Chronique

Une vision différente de l’art et de la créativitéSéjour en territoire autochtone

PROJET – Les étudiants-chercheurs Jean-François Vachon, Lise Émond, Claudia Néron et Sarah-Emmanuelle Brassard ont pris part au projet visant à découvrir et à partager des ressources créatives avec des artisans autochtones. Ceux-ci se tournent maintenant vers les autochtones d'Amérique du Sud afin de poursuivre leurs travaux. Absents sur la photo, Cindy Cantin et France Tardif ont aussi pris part à l'expérience. (Photo : Jeannot Lévesque)
CHICOUTIMI (FSTG) – Ils y sont allés afin de partager leurs connaissances avec les autochtones et d’ouvrir la porte à leur créativité. Sauf que ce sont eux qui en sont revenus les plus transformés.

Voilà qui résume fort bien l’aventure vécue par un groupe d’étudiants-chercheurs de l’Université du Québec à Chicoutimi depuis l’été 2004. Ces huit personnes, inscrites dans différents volets d’études en art, du graphisme au cinéma, se sont lancées dans un projet ambitieux. Elles ont décidé de se rendre sur le terrain, dans trois communautés autochtones de l’Est du Québec, dont Mashteuiatsh et Mani-Utenam, sur la Côte-Nord, afin d’apporter leurs outils et leurs connaissances en création aux artisans de l’endroit.

Au départ, l’objectif était des plus simples, les étudiants voulaient ouvrir d’autres portes à la créativité des autochtones.
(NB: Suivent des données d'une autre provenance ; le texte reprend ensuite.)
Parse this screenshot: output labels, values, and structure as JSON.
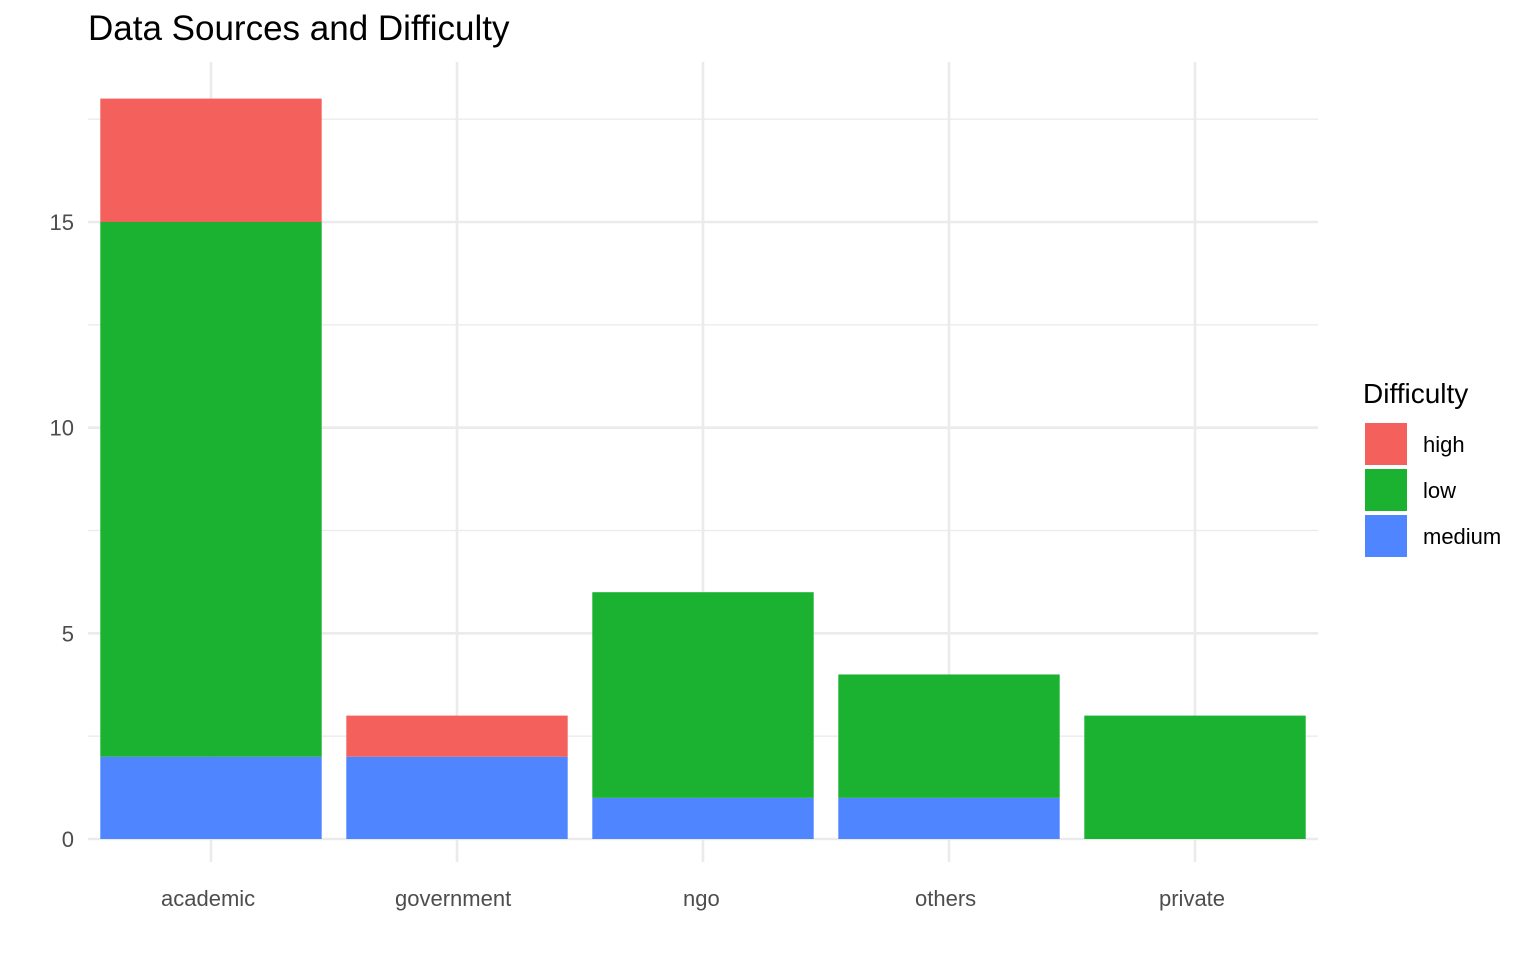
{
  "chart_data": {
    "type": "bar",
    "stacked": true,
    "title": "Data Sources and Difficulty",
    "xlabel": "",
    "ylabel": "",
    "categories": [
      "academic",
      "government",
      "ngo",
      "others",
      "private"
    ],
    "series": [
      {
        "name": "medium",
        "color": "#4f86ff",
        "values": [
          2,
          2,
          1,
          1,
          0
        ]
      },
      {
        "name": "low",
        "color": "#1ab230",
        "values": [
          13,
          0,
          5,
          3,
          3
        ]
      },
      {
        "name": "high",
        "color": "#f4605c",
        "values": [
          3,
          1,
          0,
          0,
          0
        ]
      }
    ],
    "stack_order": [
      "medium",
      "low",
      "high"
    ],
    "ylim": [
      0,
      18.9
    ],
    "y_ticks": [
      0,
      5,
      10,
      15
    ],
    "y_minor_ticks": [
      2.5,
      7.5,
      12.5,
      17.5
    ],
    "grid": true,
    "legend": {
      "title": "Difficulty",
      "position": "right",
      "entries": [
        "high",
        "low",
        "medium"
      ]
    }
  }
}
« Les artisans autochtones sont des créateurs depuis des centaines d’années. Ils ont leur propre art ancestral. Cependant, ils sont cantonnés, ils se sentent obligés de faire de l’art traditionnel. Nous voulions découvrir leur art et leurs moyens créatifs. Mais nous voulions également leur apporter nos connaissances et nos perceptions, afin que les artisans autochtones puissent aller plus loin et se dépasser », explique Sarah-Emmanuelle Brassard, une des membres de l’expédition.

Durant plusieurs jours d’été en 2004 et en 2005, dans le milieu de vie des autochtones, les étudiants et les artisans se sont découverts. Ils sont allés sur le terrain, dans la forêt ensemble, afin de découvrir des sources d’inspiration et de décortiquer le processus de création. Des expositions itinérantes ont été conçues suite à cette expérience. Des colloques ont eu lieu, dont un les 7 et 8 février dernier à l’UQAC, afin qu’artisans et étudiants puissent faire le point sur cette expérience pour le moins différente.

Et justement, les apprentissages tirés par les intervenants ont de quoi surprendre. Les deux parties ont appris et sont sorties transformées du projet. « Les artisans autochtones nous ont beaucoup appris. Nous avons découvert leur façon de faire, ils nous ont montré leur technique. Une fois la glace brisée, la communication qui s’est créée a été très profitable. Elle a fait tomber les préjugés et la distance entre eux et nous », indique Jean-François Vachon, participant au projet culturel.

« Nous sommes revenus de ces séjours transformés, avec une vision différente de l’art et de la créativité. Nous avons pu redéfinir notre propre identité culturelle, cela nous a fait évoluer dans nos propres champs de discipline. Nous souhaitons que ces effets durent », renchérit Sarah-Emmanuelle Brassard.

Si certains autochtones semblaient sceptiques au début de l’expérience, ceux-ci ont également découvert de nouvelles réalités.

« Je pense qu’ils ont changé leur manière de percevoir leur environnement et leur manière de s’en inspirer. Eux aussi ont pu évoluer vers d’autres formes d’arts» croit Sarah-Emmanuelle Brassard.

Autre effet tangible de cette expérience, les artisans autochtones des communautés consultées ont pu, notamment au cours des colloques, faire le point sur leur art et leur culture. Ils ont ainsi pu identifier certaines de leurs techniques en voie de disparaître en même temps que les derniers artisans qui les maîtrisent, comme une technique permettant de tresser des motifs dans les raquettes traditionnelles.

De plus, les instigateurs de ce projet espèrent que les artisans autochtones profiteront de l’expérience pour élargir leur horizon créatif et prendre plus de place, entre autres dans les musées et dans la diffusion de leur culture.